Take it from someone who has done this (and has been operating on MySQL for years and regrets it), you’ll want to use PostgreSQL if you have control over your tech stack. It has an extension called PostGIS (in addition to other database features not present in MySQL) that will allow you to do much more of this kind of processing at the database level. MySQL’s geometry support is unfortunately primitive.
Also - help appreciated in improving Wikidata. I built a few tools you may want to check out that can assist with working with it:
- Announcing📣: US boundary tagging QA checker
- 🎉 Announcing: human-readable wikidata browser plugins for openstreetmap.org
There is also a tool called QuickStatements that’s capable of bulk changes to Wikidata (for example, bulk setting P131 after running spatial queries…)

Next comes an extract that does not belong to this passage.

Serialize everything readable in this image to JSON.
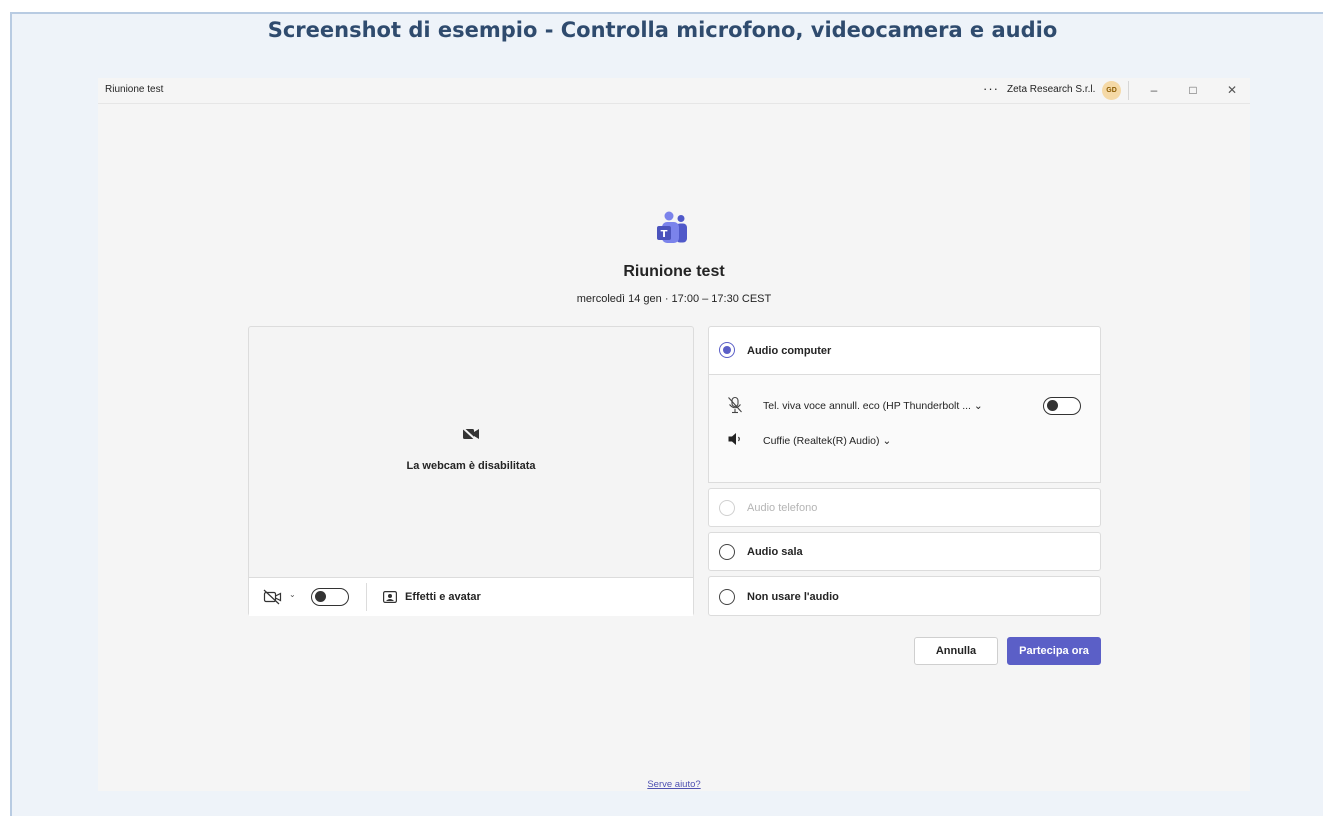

Lastly, because Wikidata has a rich relationship model, it can handle a lot more of the real-world complexity, such as cities and town which span more than one county (good luck with that one…)
You’re also going to need to figure out what to do in places that don’t have municipalities. Hawaii, Maryland, and Virginia have been the biggest offenders so far. Those are places where CDPs can be good substitutes.
Between OSM and Wikidata there should be a pretty complete representation of the real-world boundary scheme, or at least, the ability to store it for places that are incomplete.